Materie und Form in der Wissenschaft Kabbala
Rav Yehuda Ashlag
Die Wissenschaft wird im Ganzen in zwei Teilgebiete aufgeteilt: Das erste ist die Erkenntnis der Materie und das zweite die Erkenntnis der Form. Das bedeutet, dass in der uns umgebenden Wirklichkeit nichts existiert, in dem man nicht Materie und Form erkennen könnte. Zum Beispiel ein Tisch. Er hat eine Materie aus Holz und eine Form – die Form eines Tisches. Und die Materie, also Holz, ist Träger einer Form, nämlich der eines Tisches. Genauso bei dem Wort „Lügner“: Es hat als Materie den Menschen und eine Form – „Lügner“, so ist die Materie der Mensch, Träger der Form „Lügner“. Und so ist es in allem.
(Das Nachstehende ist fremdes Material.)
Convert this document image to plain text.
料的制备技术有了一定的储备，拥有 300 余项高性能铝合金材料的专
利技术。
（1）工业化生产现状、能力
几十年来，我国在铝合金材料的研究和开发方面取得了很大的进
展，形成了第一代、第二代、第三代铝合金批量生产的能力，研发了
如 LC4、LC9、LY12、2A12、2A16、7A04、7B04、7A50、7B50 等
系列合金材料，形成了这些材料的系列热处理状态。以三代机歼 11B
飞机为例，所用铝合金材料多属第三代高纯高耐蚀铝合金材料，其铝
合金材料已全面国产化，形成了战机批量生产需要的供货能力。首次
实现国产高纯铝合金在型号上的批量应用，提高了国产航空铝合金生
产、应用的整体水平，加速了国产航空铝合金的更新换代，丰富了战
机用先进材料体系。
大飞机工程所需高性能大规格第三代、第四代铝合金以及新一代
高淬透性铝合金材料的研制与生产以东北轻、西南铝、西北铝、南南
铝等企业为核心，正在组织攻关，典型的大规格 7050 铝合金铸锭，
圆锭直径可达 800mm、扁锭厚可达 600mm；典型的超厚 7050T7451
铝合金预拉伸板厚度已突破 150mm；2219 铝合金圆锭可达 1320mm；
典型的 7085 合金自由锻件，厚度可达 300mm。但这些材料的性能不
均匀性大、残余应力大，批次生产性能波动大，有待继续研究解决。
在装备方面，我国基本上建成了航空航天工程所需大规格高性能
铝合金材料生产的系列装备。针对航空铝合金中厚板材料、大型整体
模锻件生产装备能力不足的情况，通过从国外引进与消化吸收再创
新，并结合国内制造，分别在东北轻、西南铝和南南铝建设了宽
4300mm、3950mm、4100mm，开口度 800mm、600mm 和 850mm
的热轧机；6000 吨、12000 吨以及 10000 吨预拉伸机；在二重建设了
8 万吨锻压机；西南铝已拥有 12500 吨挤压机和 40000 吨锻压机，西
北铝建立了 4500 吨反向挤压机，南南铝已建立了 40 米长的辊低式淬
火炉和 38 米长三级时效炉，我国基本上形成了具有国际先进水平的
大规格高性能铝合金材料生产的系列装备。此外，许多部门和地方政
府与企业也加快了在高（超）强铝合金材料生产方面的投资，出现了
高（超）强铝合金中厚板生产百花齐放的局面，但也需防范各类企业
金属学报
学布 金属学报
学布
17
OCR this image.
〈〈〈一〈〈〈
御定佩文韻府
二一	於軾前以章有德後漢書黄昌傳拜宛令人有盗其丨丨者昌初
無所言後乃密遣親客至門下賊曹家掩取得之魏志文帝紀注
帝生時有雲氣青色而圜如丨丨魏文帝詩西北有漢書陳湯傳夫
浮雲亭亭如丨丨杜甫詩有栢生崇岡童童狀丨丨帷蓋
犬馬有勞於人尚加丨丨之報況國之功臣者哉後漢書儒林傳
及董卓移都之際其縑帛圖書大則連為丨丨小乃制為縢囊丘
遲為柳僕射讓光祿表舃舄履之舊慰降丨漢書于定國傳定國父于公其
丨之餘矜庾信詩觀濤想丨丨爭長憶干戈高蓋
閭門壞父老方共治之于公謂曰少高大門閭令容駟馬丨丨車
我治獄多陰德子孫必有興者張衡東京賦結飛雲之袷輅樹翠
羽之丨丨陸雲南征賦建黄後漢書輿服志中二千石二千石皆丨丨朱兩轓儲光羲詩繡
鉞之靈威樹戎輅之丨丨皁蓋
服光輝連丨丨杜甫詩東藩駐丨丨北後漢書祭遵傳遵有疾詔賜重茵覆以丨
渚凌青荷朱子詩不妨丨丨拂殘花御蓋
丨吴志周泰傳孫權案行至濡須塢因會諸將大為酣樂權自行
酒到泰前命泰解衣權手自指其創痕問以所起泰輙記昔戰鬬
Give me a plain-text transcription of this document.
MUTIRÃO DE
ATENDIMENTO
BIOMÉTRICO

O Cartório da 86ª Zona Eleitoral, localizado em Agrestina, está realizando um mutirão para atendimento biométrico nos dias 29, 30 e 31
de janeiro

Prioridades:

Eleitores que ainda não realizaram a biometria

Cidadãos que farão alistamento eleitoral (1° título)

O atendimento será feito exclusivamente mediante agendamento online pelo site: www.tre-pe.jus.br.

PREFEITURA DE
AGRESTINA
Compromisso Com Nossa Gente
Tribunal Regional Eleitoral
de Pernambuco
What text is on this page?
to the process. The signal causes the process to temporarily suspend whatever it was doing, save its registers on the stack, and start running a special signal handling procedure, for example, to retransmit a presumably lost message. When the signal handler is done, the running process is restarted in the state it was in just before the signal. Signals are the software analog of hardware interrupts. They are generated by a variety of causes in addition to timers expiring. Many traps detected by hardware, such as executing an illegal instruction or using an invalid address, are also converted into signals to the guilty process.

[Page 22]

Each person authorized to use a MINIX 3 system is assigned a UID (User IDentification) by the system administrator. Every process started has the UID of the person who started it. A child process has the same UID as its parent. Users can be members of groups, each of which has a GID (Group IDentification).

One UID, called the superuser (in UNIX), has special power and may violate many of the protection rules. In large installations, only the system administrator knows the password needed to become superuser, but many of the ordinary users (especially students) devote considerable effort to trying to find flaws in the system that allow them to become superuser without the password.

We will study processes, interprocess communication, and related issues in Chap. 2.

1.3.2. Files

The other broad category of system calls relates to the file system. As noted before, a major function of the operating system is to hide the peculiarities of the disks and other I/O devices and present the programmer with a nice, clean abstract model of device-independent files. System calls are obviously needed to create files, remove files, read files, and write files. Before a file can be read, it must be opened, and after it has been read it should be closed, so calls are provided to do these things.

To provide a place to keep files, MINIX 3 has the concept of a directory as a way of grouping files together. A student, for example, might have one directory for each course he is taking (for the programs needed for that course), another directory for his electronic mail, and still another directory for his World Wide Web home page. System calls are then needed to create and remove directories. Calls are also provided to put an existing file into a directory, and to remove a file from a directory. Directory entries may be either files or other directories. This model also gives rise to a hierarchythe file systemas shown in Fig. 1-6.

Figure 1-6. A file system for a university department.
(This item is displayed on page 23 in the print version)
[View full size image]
Ähnlich dazu wird auch die Wissenschaft, welche die Wirklichkeit untersucht, in zwei Teilgebiete unterteilt:
- die Erforschung der Materie und
- die Erforschung der Form.
Das Teilgebiet der Wissenschaft, das die Eigenschaften der in der Realität existierenden Materie untersucht (die reine Materie ohne deren Form sowie die Materie gemeinsam mit deren Form), gehört zur „Erkenntnis der Materie“. Diese Erkenntnis hat eine empirische Basis, das heißt, sie ist auf Beweisen und Gegenüberstellungen von Ergebnissen praktischer Versuche begründet, die sie als glaubwürdige Basis für wahre Schlussfolgerungen akzeptiert.
Der andere Teil der Wissenschaft betrachtet nur die Form, die von der Materie gelöst ist und in keinem Zusammenhang zu ihr steht. Mit anderen Worten werden die Formen „Wahrheit“ und „Lüge“ von der Materie gelöst, das heißt, von Menschen, die deren Träger sind, und es wird nur die Gültigkeit oder Nichtgültigkeit dieser Formen selbst in Reinform betrachtet, ohne dass sie in irgendeiner Materie verwirklicht wären. Das heißt „die Erkenntnis der Form“.
Diese Erkenntnis hat keine empirische Basis, weil solch abstrakte Begriffe keine Verwirklichung in der durch Erfahrung bestätigten Praxis erfahren, weil sie sich hinter den Grenzen der realen Wirklichkeit befinden. Denn diese abstrakte Form ist reines Produkt der Phantasie, das heißt, nur die Phantasie kann sie uns ungeachtet der Tatsache ausmalen, dass sie nicht in der Wirklichkeit existiert.
Dementsprechend basiert jegliche wissenschaftliche Erkenntnis dieser Art ausschließlich auf theoretischer Grundlage, wird also nicht durch praktische Versuche unterstützt, sondern ist lediglich Produkt der Erforschung durch theoretische Diskussion. Zu dieser Kategorie gehört hohe Philosophie. Und eben deshalb hat ein großer Teil moderner Wissenschaftler aufgehört, sich mit ihr zu beschäftigen, weil sie nicht mit diesen Diskussionen zufrieden sind, die auf theoretischen Mutmaßungen aufgebaut sind, die ihrer Meinung nach eine unzuverlässige Grundlage bieten – für zuverlässig halten sie nur die empirische Basis.
Die Wissenschaft der Kabbala wird auch in die zwei oben genannten Teilgebiete unterteilt: die Erkenntnis der Materie und die Erkenntnis der Form. Allerdings ist in ihr, im Vergleich zur klassischen Wissenschaft, sogar die Erkenntnis der Form komplett auf wissenschaftlicher Forschung der praktischen Wahrnehmung, also auf der Basis der praktischen Erfahrung aufgebaut.